Second, young people are “employed” in precarious jobs. Nearly three in four do what the ILO describes as insecure work; more than one in three now earns less than the median wage. And more than one in two works in agriculture. That explains why Sub-Saharan Africa’s young people were the most stressed globally about losing jobs, according to the latest World Value Survey. By contrast, their American counterparts felt less financially independent than previous generations because of limited wage growth. 

The challenge for Africa is thus not only the creation of 72.6-million new jobs but the upgrading of existing ones. The upgrading of precarious jobs into decent ones matters for reasons of far more than economics. The ability to earn a decent income is a big enabler of a young person’s transition to adulthood. 

The quality components of a job — secure and well paying — bring the confidence that “enables young people to transition to the next steps of adulthood”. 

The markers of that transition, according to the ILO, include the ability to leave a parental nest, and gaining financial independence. In some cultures financial independence doesn’t mean leaving the parent home but the ability to contribute towards its expenses. 

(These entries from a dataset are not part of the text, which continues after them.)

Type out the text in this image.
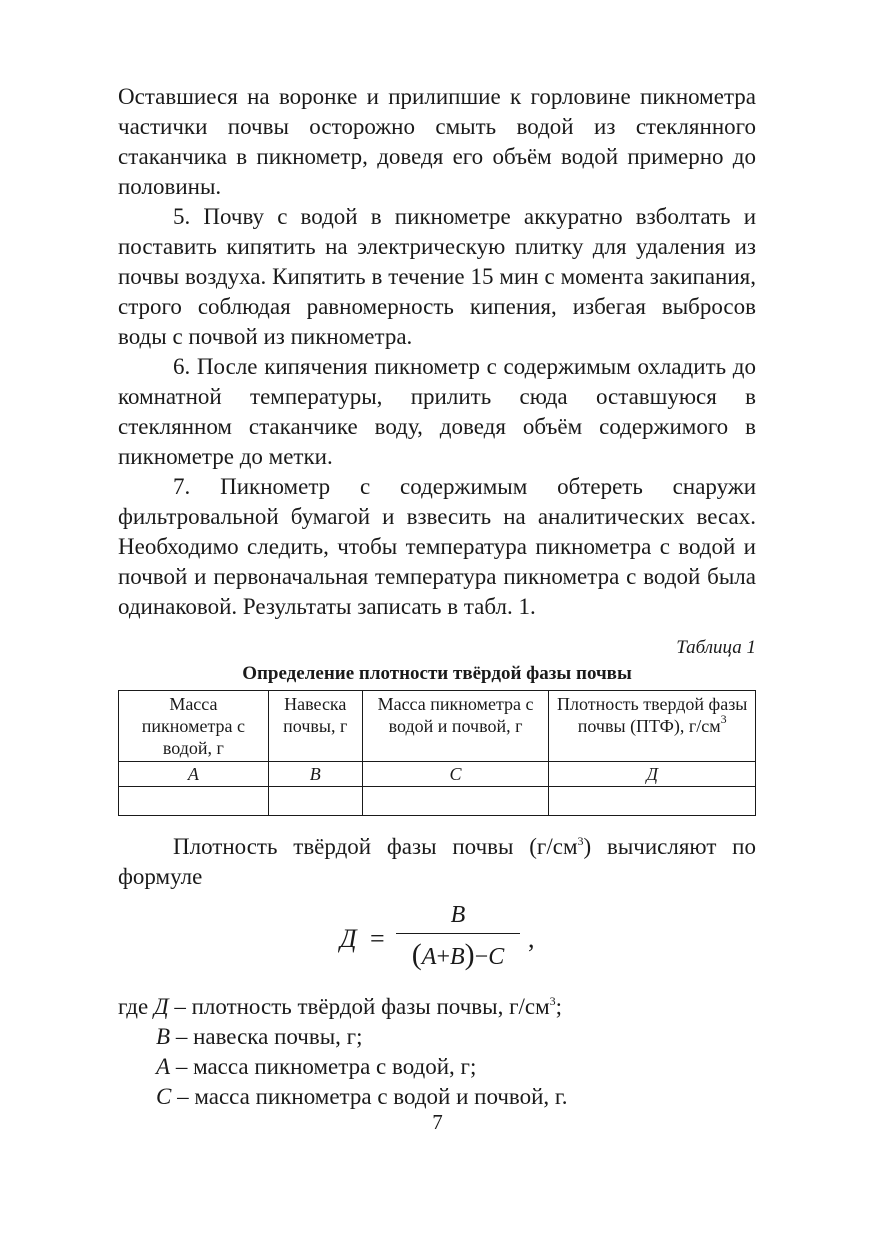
Оставшиеся на воронке и прилипшие к горловине пикнометра частички почвы осторожно смыть водой из стеклянного стаканчика в пикнометр, доведя его объём водой примерно до половины.

5. Почву с водой в пикнометре аккуратно взболтать и поставить кипятить на электрическую плитку для удаления из почвы воздуха. Кипятить в течение 15 мин с момента закипания, строго соблюдая равномерность кипения, избегая выбросов воды с почвой из пикнометра.

6. После кипячения пикнометр с содержимым охладить до комнатной температуры, прилить сюда оставшуюся в стеклянном стаканчике воду, доведя объём содержимого в пикнометре до метки.

7. Пикнометр с содержимым обтереть снаружи фильтровальной бумагой и взвесить на аналитических весах. Необходимо следить, чтобы температура пикнометра с водой и почвой и первоначальная температура пикнометра с водой была одинаковой. Результаты записать в табл. 1.

Таблица 1
Определение плотности твёрдой фазы почвы
Масса пикнометра с водой, г	Навеска почвы, г	Масса пикнометра с водой и почвой, г	Плотность твердой фазы почвы (ПТФ), $г/см^3$
А	В	С	Д

Плотность твёрдой фазы почвы $(г/см^3)$ вычисляют по формуле

Д =
B
(A+B)−C
,

где Д – плотность твёрдой фазы почвы, $г/см^3$;

В – навеска почвы, г;

А – масса пикнометра с водой, г;

С – масса пикнометра с водой и почвой, г.

7
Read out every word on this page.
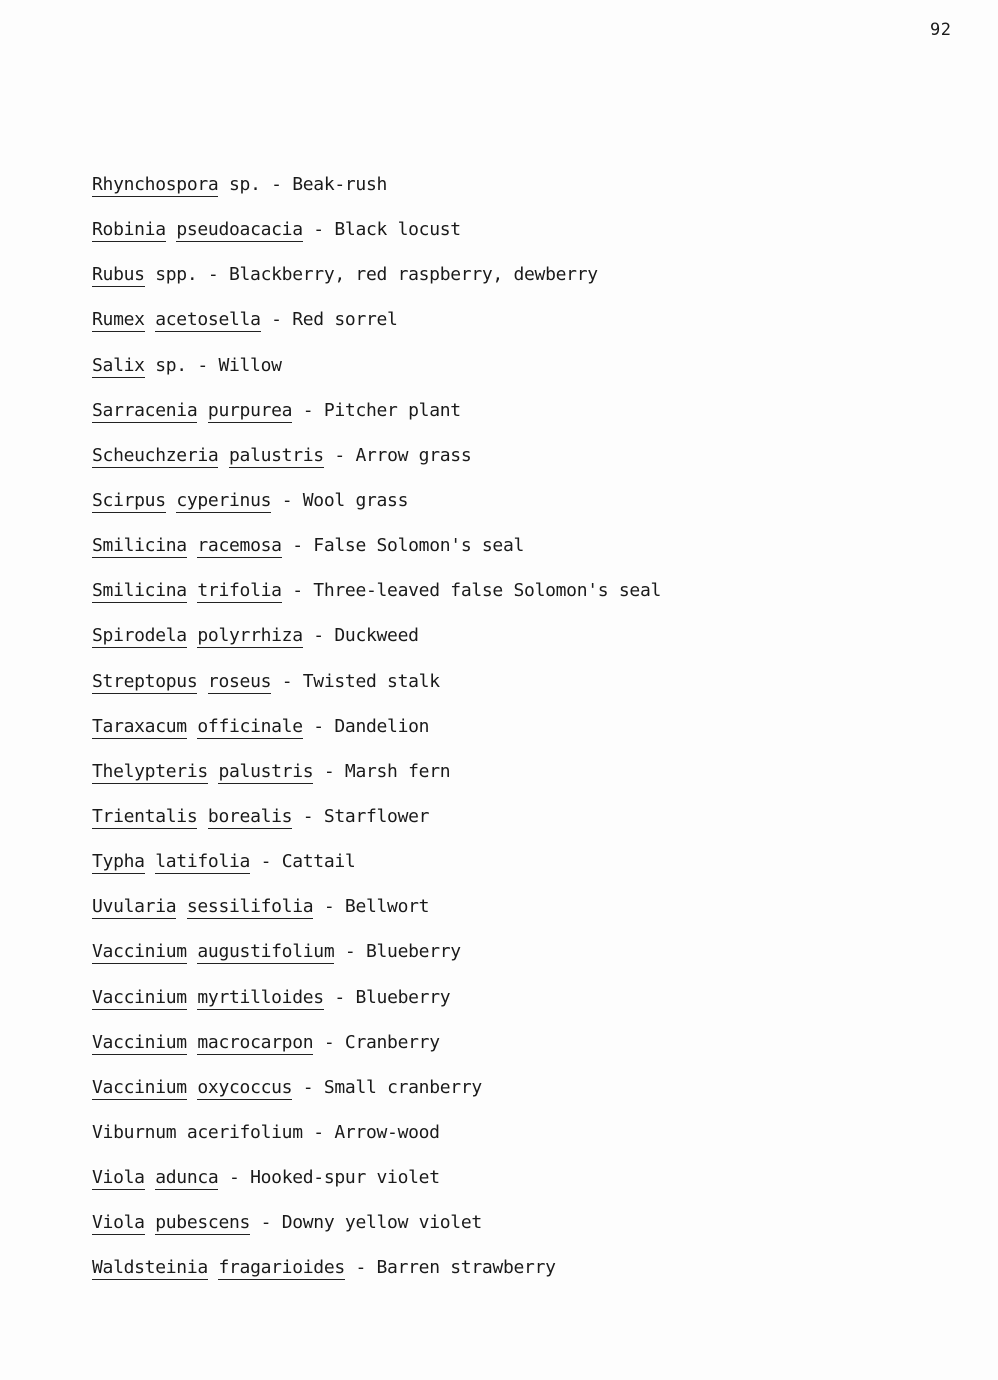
92
Rhynchospora sp. - Beak-rush
Robinia pseudoacacia - Black locust
Rubus spp. - Blackberry, red raspberry, dewberry
Rumex acetosella - Red sorrel
Salix sp. - Willow
Sarracenia purpurea - Pitcher plant
Scheuchzeria palustris - Arrow grass
Scirpus cyperinus - Wool grass
Smilicina racemosa - False Solomon's seal
Smilicina trifolia - Three-leaved false Solomon's seal
Spirodela polyrrhiza - Duckweed
Streptopus roseus - Twisted stalk
Taraxacum officinale - Dandelion
Thelypteris palustris - Marsh fern
Trientalis borealis - Starflower
Typha latifolia - Cattail
Uvularia sessilifolia - Bellwort
Vaccinium augustifolium - Blueberry
Vaccinium myrtilloides - Blueberry
Vaccinium macrocarpon - Cranberry
Vaccinium oxycoccus - Small cranberry
Viburnum acerifolium - Arrow-wood
Viola adunca - Hooked-spur violet
Viola pubescens - Downy yellow violet
Waldsteinia fragarioides - Barren strawberry
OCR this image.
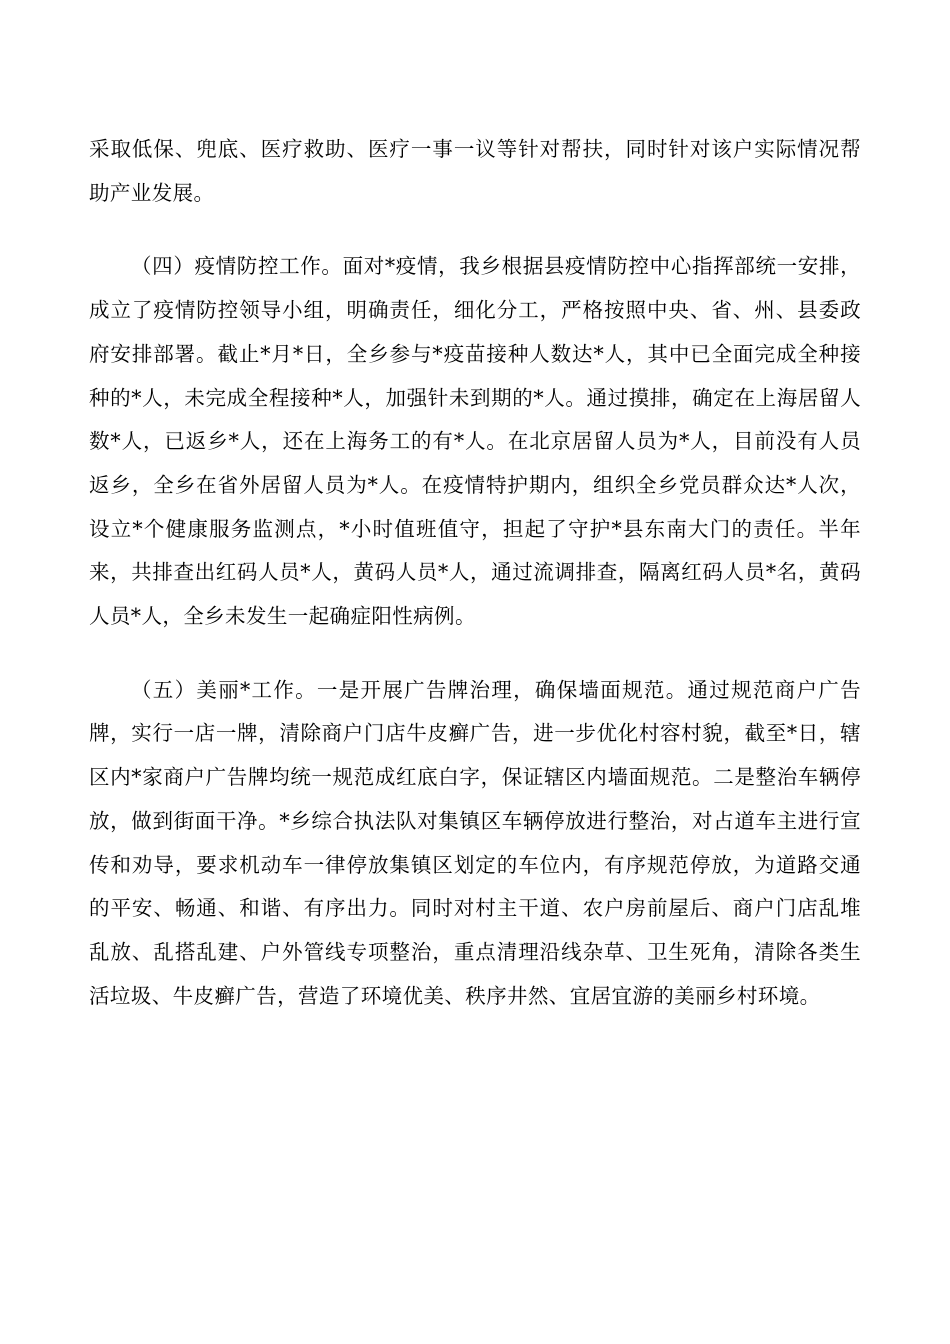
采取低保、兜底、医疗救助、医疗一事一议等针对帮扶，同时针对该户实际情况帮助产业发展。

（四）疫情防控工作。面对*疫情，我乡根据县疫情防控中心指挥部统一安排，成立了疫情防控领导小组，明确责任，细化分工，严格按照中央、省、州、县委政府安排部署。截止*月*日，全乡参与*疫苗接种人数达*人，其中已全面完成全种接种的*人，未完成全程接种*人，加强针未到期的*人。通过摸排，确定在上海居留人数*人，已返乡*人，还在上海务工的有*人。在北京居留人员为*人，目前没有人员返乡，全乡在省外居留人员为*人。在疫情特护期内，组织全乡党员群众达*人次，设立*个健康服务监测点，*小时值班值守，担起了守护*县东南大门的责任。半年来，共排查出红码人员*人，黄码人员*人，通过流调排查，隔离红码人员*名，黄码人员*人，全乡未发生一起确症阳性病例。

（五）美丽*工作。一是开展广告牌治理，确保墙面规范。通过规范商户广告牌，实行一店一牌，清除商户门店牛皮癣广告，进一步优化村容村貌，截至*日，辖区内*家商户广告牌均统一规范成红底白字，保证辖区内墙面规范。二是整治车辆停放，做到街面干净。*乡综合执法队对集镇区车辆停放进行整治，对占道车主进行宣传和劝导，要求机动车一律停放集镇区划定的车位内，有序规范停放，为道路交通的平安、畅通、和谐、有序出力。同时对村主干道、农户房前屋后、商户门店乱堆乱放、乱搭乱建、户外管线专项整治，重点清理沿线杂草、卫生死角，清除各类生活垃圾、牛皮癣广告，营造了环境优美、秩序井然、宜居宜游的美丽乡村环境。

“For youth in urban Sub-Saharan Africa, for instance, full-time work rarely follows schooling, and pathways to marriage and family formation are complicated by livelihood insecurity. But even in such settings ‘self-reliance’, which would normally necessitate earning an income, is taken to be a principal marker of adulthood.” 

Where these transitional pathways to adulthood are difficult, societal problems develop, including crime and other ills. That’s what KwaZulu-Natal police commissioner Nhlanhla Mkhwanazi was talking about recently when he said statistics show that crime in the province is a black problem. KwaZulu-Natal is the second most populous province after Gauteng, with an estimated 12.31-million people — 19.5% of the country’s total.

The recent protests in Kenya, in which young people were most prominent, also bear testimony to these warnings. Young Kenyans feel squeezed between stagnant incomes, mostly from precarious jobs, and the rising cost of living. The government wanted to add higher taxes to the mix, which would have worsened their precarity. 

The ILO warns that Africa’s imminent “youthquake” means the creation of new jobs and transformation of existing jobs into decent ones for the youth “becomes a critical issue for social justice and for the future of the global economy”. Youthquake is generally defined as an important social or political change started by the youth. 

• Sikhakhane, a former spokesperson for the finance minister, National Treasury and SA Reserve Bank, is editor of The Conversation Africa. He writes in his personal capacity.